Rationalists assert that the mind is capable of discerning truth by means of the faculty of reason that exists independently of experience. Descartes held that by means of reason alone, certain universal, self-evident truths could be discovered. Revelation is not necessary. Rational managers focus on information and believe the best way for attaining a desired outcome is to focus on activities that can be observed and measured. Rational managers provide organized ways of applying critical thinking skills. Goals are an important operational factor, but rational systems favor the cognitive function of goals. Immanuel Kant, the German philosopher, attempted a compromise between empiricism and rationalism, by attributing to the mind a function in incorporating sensations into the structure of experience. This structure could be known without resorting to empirical methods, and in this respect Kant agreed with the rationalists. Kant argued that it was a person’s moral duty to exercise the fundamental freedoms of thought and expression. Enlightenment is man’s leaving his self-caused immaturity.
Immaturity is the incapacity to use one’s intelligence without the guidance of another and is caused by lack of determination and courage to express one’s beliefs and convictions. Man, by his very nature cherishes the need for free thought. This free thought gradually acts upon the mind of the people and they gradually become more capable of acting in freedom. Eventually, the government is also influenced by this free thought and thereby it treats man, who is now more than a machine, according to his dignity. (from The Philosophy of Kant by Immanuel Kant, translated, edited and introduced by Carl J. Friedrich. Copyright 1949 and renewed 1977 by Random House, Inc. ) The design and structure of an organization paradigm, ultimately determines the culture of an organization and the efficiency of its workforce because of its effect on the relationships and behavior of individuals within organizations.

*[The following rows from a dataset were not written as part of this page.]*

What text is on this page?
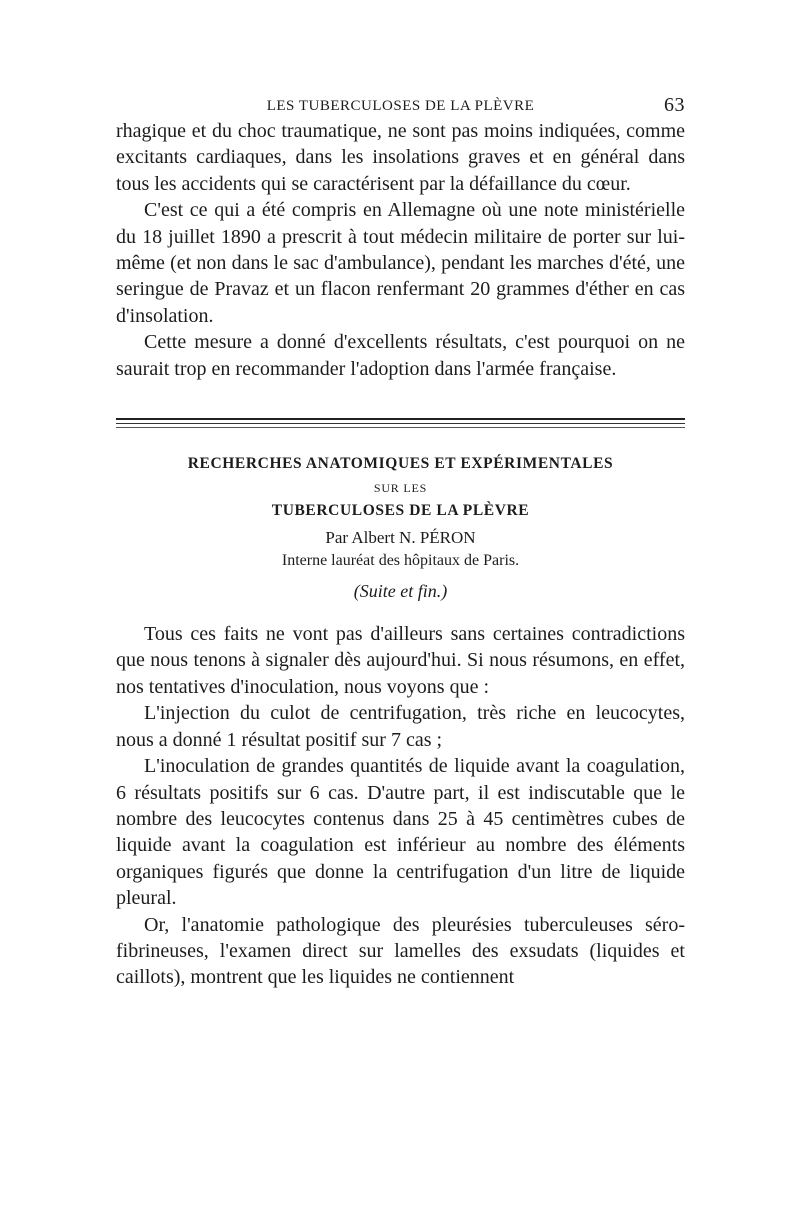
LES TUBERCULOSES DE LA PLÈVRE	63

rhagique et du choc traumatique, ne sont pas moins indiquées, comme excitants cardiaques, dans les insolations graves et en général dans tous les accidents qui se caractérisent par la défaillance du cœur.

C'est ce qui a été compris en Allemagne où une note ministérielle du 18 juillet 1890 a prescrit à tout médecin militaire de porter sur lui-même (et non dans le sac d'ambulance), pendant les marches d'été, une seringue de Pravaz et un flacon renfermant 20 grammes d'éther en cas d'insolation.

Cette mesure a donné d'excellents résultats, c'est pourquoi on ne saurait trop en recommander l'adoption dans l'armée française.

RECHERCHES ANATOMIQUES ET EXPÉRIMENTALES
SUR LES
TUBERCULOSES DE LA PLÈVRE
Par Albert N. PÉRON
Interne lauréat des hôpitaux de Paris.
(Suite et fin.)

Tous ces faits ne vont pas d'ailleurs sans certaines contradictions que nous tenons à signaler dès aujourd'hui. Si nous résumons, en effet, nos tentatives d'inoculation, nous voyons que :

L'injection du culot de centrifugation, très riche en leucocytes, nous a donné 1 résultat positif sur 7 cas ;

L'inoculation de grandes quantités de liquide avant la coagulation, 6 résultats positifs sur 6 cas. D'autre part, il est indiscutable que le nombre des leucocytes contenus dans 25 à 45 centimètres cubes de liquide avant la coagulation est inférieur au nombre des éléments organiques figurés que donne la centrifugation d'un litre de liquide pleural.

Or, l'anatomie pathologique des pleurésies tuberculeuses séro-fibrineuses, l'examen direct sur lamelles des exsudats (liquides et caillots), montrent que les liquides ne contiennent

Organizational analysis is concerned with developing models and theories that accurately describe the functioning and development of organizations and that account for the ways in which organizations acknowledge and apply this information to accomplish change.

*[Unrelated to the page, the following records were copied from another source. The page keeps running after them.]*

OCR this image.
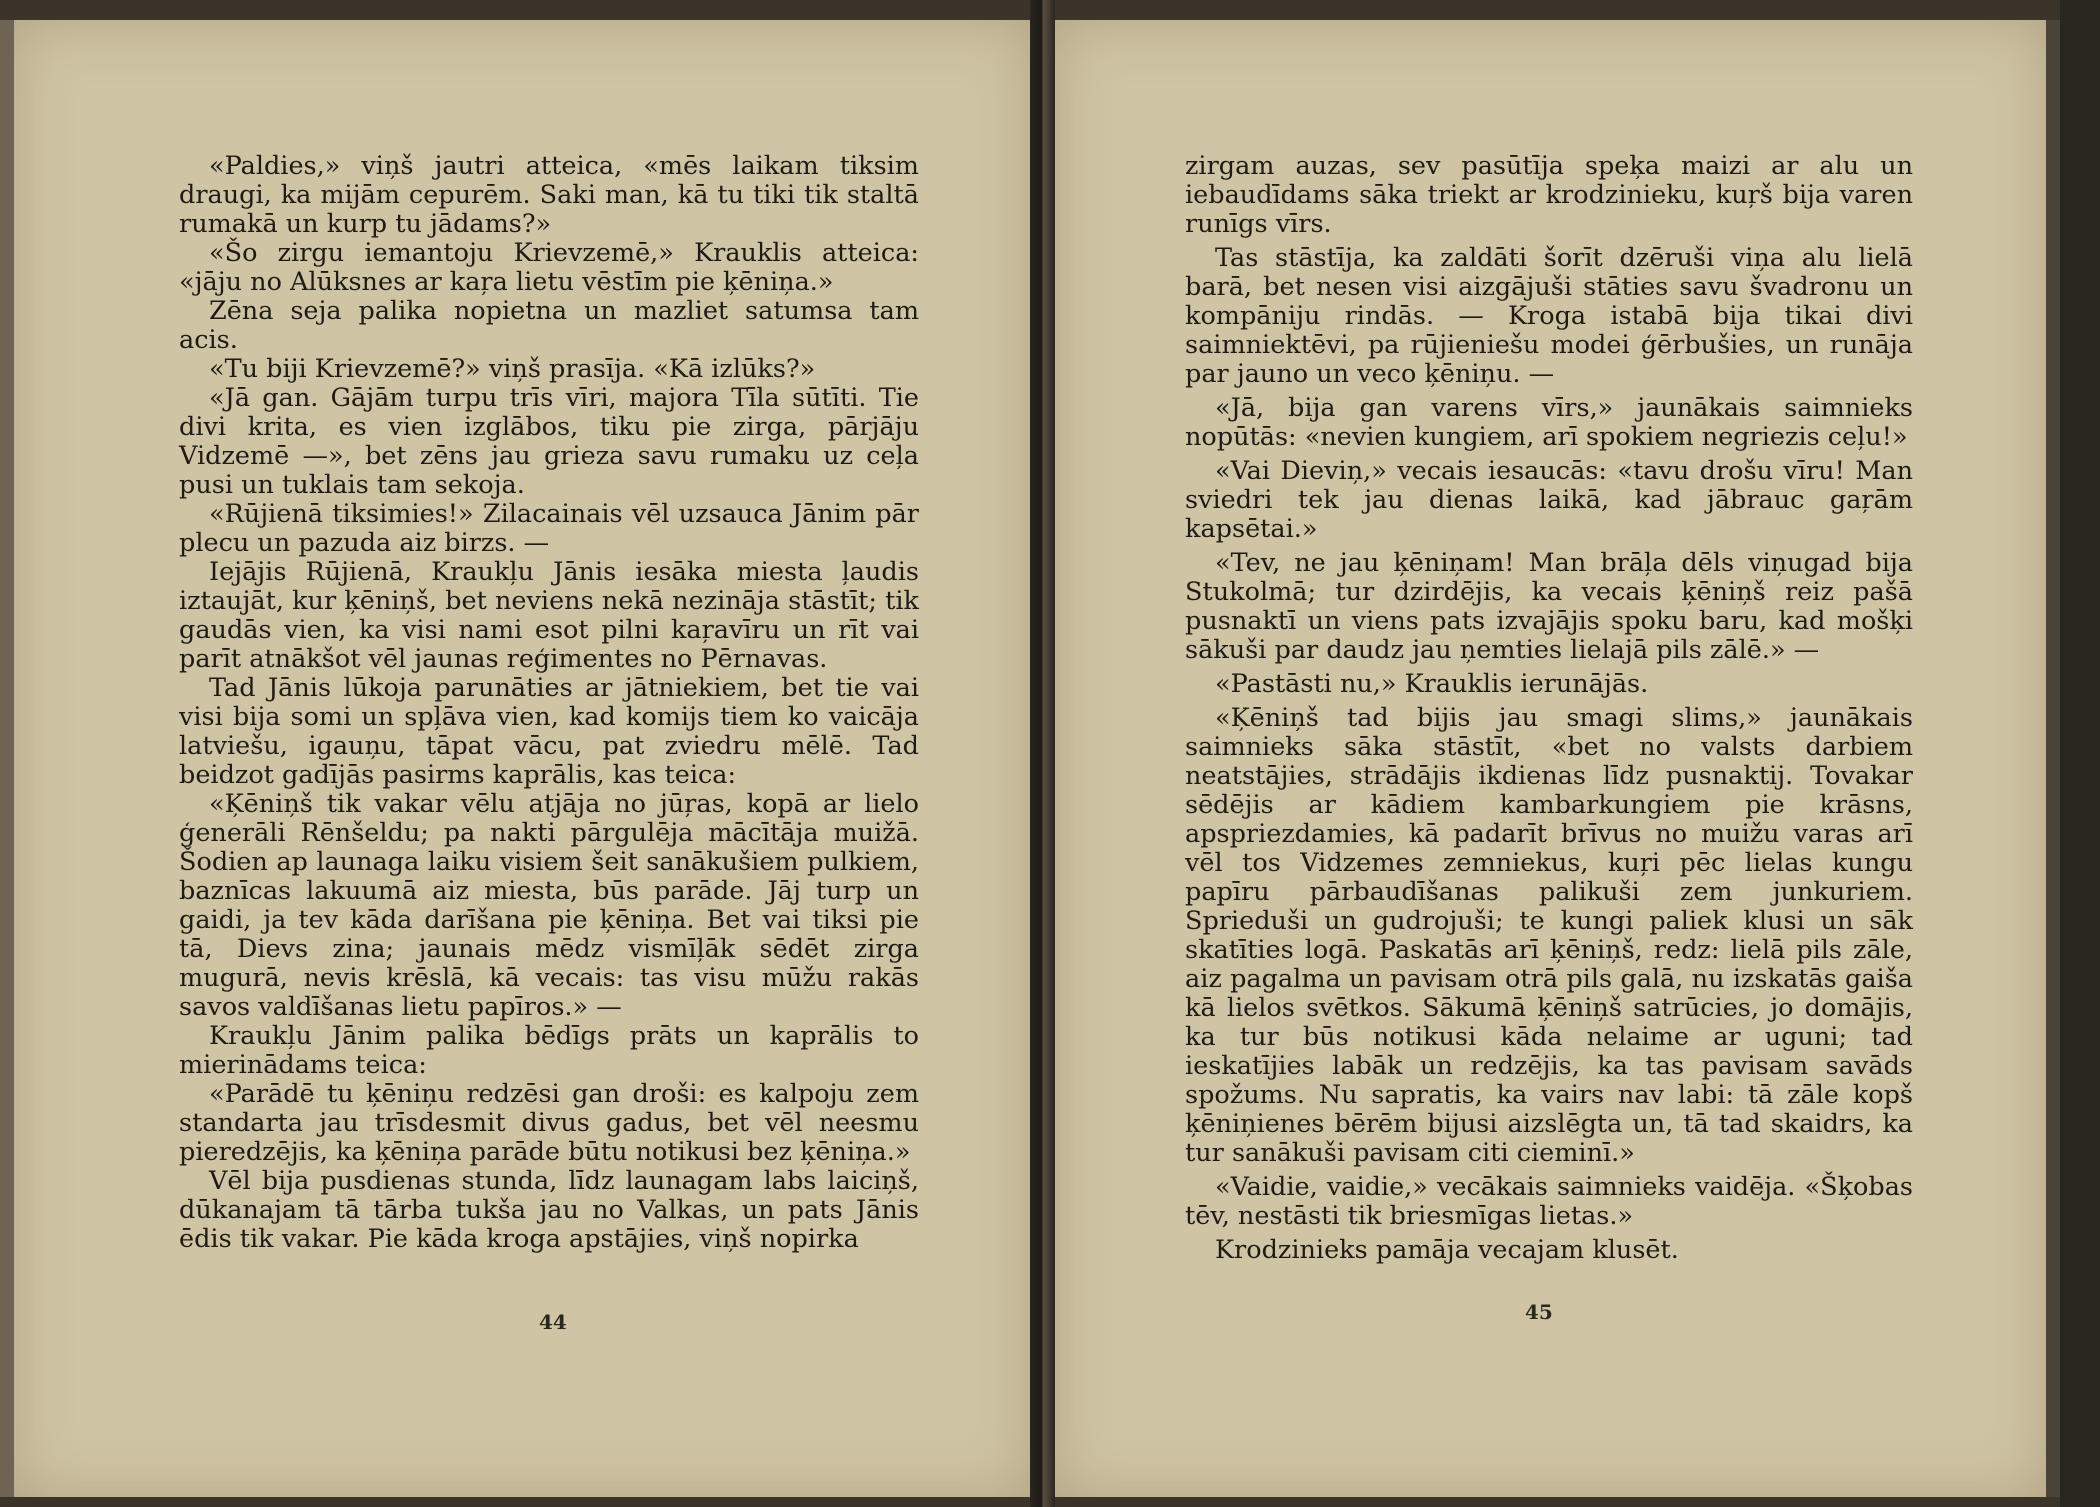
«Paldies,» viņš jautri atteica, «mēs laikam tiksim draugi, ka mijām cepurēm. Saki man, kā tu tiki tik staltā rumakā un kurp tu jādams?»

«Šo zirgu iemantoju Krievzemē,» Krauklis atteica: «jāju no Alūksnes ar kaŗa lietu vēstīm pie ķēniņa.»

Zēna seja palika nopietna un mazliet satumsa tam acis.

«Tu biji Krievzemē?» viņš prasīja. «Kā izlūks?»

«Jā gan. Gājām turpu trīs vīri, majora Tīla sūtīti. Tie divi krita, es vien izglābos, tiku pie zirga, pārjāju Vidzemē —», bet zēns jau grieza savu rumaku uz ceļa pusi un tuklais tam sekoja.

«Rūjienā tiksimies!» Zilacainais vēl uzsauca Jānim pār plecu un pazuda aiz birzs. —

Iejājis Rūjienā, Kraukļu Jānis iesāka miesta ļaudis iztaujāt, kur ķēniņš, bet neviens nekā nezināja stāstīt; tik gaudās vien, ka visi nami esot pilni kaŗavīru un rīt vai parīt atnākšot vēl jaunas reģimentes no Pērnavas.

Tad Jānis lūkoja parunāties ar jātniekiem, bet tie vai visi bija somi un spļāva vien, kad komijs tiem ko vaicāja latviešu, igauņu, tāpat vācu, pat zviedru mēlē. Tad beidzot gadījās pasirms kaprālis, kas teica:

«Ķēniņš tik vakar vēlu atjāja no jūŗas, kopā ar lielo ģenerāli Rēnšeldu; pa nakti pārgulēja mācītāja muižā. Šodien ap launaga laiku visiem šeit sanākušiem pulkiem, baznīcas lakuumā aiz miesta, būs parāde. Jāj turp un gaidi, ja tev kāda darīšana pie ķēniņa. Bet vai tiksi pie tā, Dievs zina; jaunais mēdz vismīļāk sēdēt zirga mugurā, nevis krēslā, kā vecais: tas visu mūžu rakās savos valdīšanas lietu papīros.» —

Kraukļu Jānim palika bēdīgs prāts un kaprālis to mierinādams teica:

«Parādē tu ķēniņu redzēsi gan droši: es kalpoju zem standarta jau trīsdesmit divus gadus, bet vēl neesmu pieredzējis, ka ķēniņa parāde būtu notikusi bez ķēniņa.»

Vēl bija pusdienas stunda, līdz launagam labs laiciņš, dūkanajam tā tārba tukša jau no Valkas, un pats Jānis ēdis tik vakar. Pie kāda kroga apstājies, viņš nopirka

44

zirgam auzas, sev pasūtīja speķa maizi ar alu un iebaudīdams sāka triekt ar krodzinieku, kuŗš bija varen runīgs vīrs.

Tas stāstīja, ka zaldāti šorīt dzēruši viņa alu lielā barā, bet nesen visi aizgājuši stāties savu švadronu un kompāniju rindās. — Kroga istabā bija tikai divi saimniektēvi, pa rūjieniešu modei ģērbušies, un runāja par jauno un veco ķēniņu. —

«Jā, bija gan varens vīrs,» jaunākais saimnieks nopūtās: «nevien kungiem, arī spokiem negriezis ceļu!»

«Vai Dieviņ,» vecais iesaucās: «tavu drošu vīru! Man sviedri tek jau dienas laikā, kad jābrauc gaŗām kapsētai.»

«Tev, ne jau ķēniņam! Man brāļa dēls viņugad bija Stukolmā; tur dzirdējis, ka vecais ķēniņš reiz pašā pusnaktī un viens pats izvajājis spoku baru, kad mošķi sākuši par daudz jau ņemties lielajā pils zālē.» —

«Pastāsti nu,» Krauklis ierunājās.

«Ķēniņš tad bijis jau smagi slims,» jaunākais saimnieks sāka stāstīt, «bet no valsts darbiem neatstājies, strādājis ikdienas līdz pusnaktij. Tovakar sēdējis ar kādiem kambarkungiem pie krāsns, apspriezdamies, kā padarīt brīvus no muižu varas arī vēl tos Vidzemes zemniekus, kuŗi pēc lielas kungu papīru pārbaudīšanas palikuši zem junkuriem. Sprieduši un gudrojuši; te kungi paliek klusi un sāk skatīties logā. Paskatās arī ķēniņš, redz: lielā pils zāle, aiz pagalma un pavisam otrā pils galā, nu izskatās gaiša kā lielos svētkos. Sākumā ķēniņš satrūcies, jo domājis, ka tur būs notikusi kāda nelaime ar uguni; tad ieskatījies labāk un redzējis, ka tas pavisam savāds spožums. Nu sapratis, ka vairs nav labi: tā zāle kopš ķēniņienes bērēm bijusi aizslēgta un, tā tad skaidrs, ka tur sanākuši pavisam citi cieminī.»

«Vaidie, vaidie,» vecākais saimnieks vaidēja. «Šķobas tēv, nestāsti tik briesmīgas lietas.»

Krodzinieks pamāja vecajam klusēt.

45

One of the basic techniques of organizational analysis is developing models that delineate the way organizations function and evolve. Modeling enables managers to determine the crucial variables in particular circumstances so they can implement new and more effective strategies. Various organizational paradigms exist which, in turn, affects the systems organizations adopt and integrate into their respective cultures. Writer discusses three major organizational paradigms, namely: rational, natural, and open organizational systems. A system is commonly defined as a group of interacting units or elements that have a common purpose. These units or elements include machinery, equipment, people and other things that make up the aggregate of the organization. Systems can be classified as open or closed and they can take the form of mechanical, biological, or social systems. An organization is an example of a social system.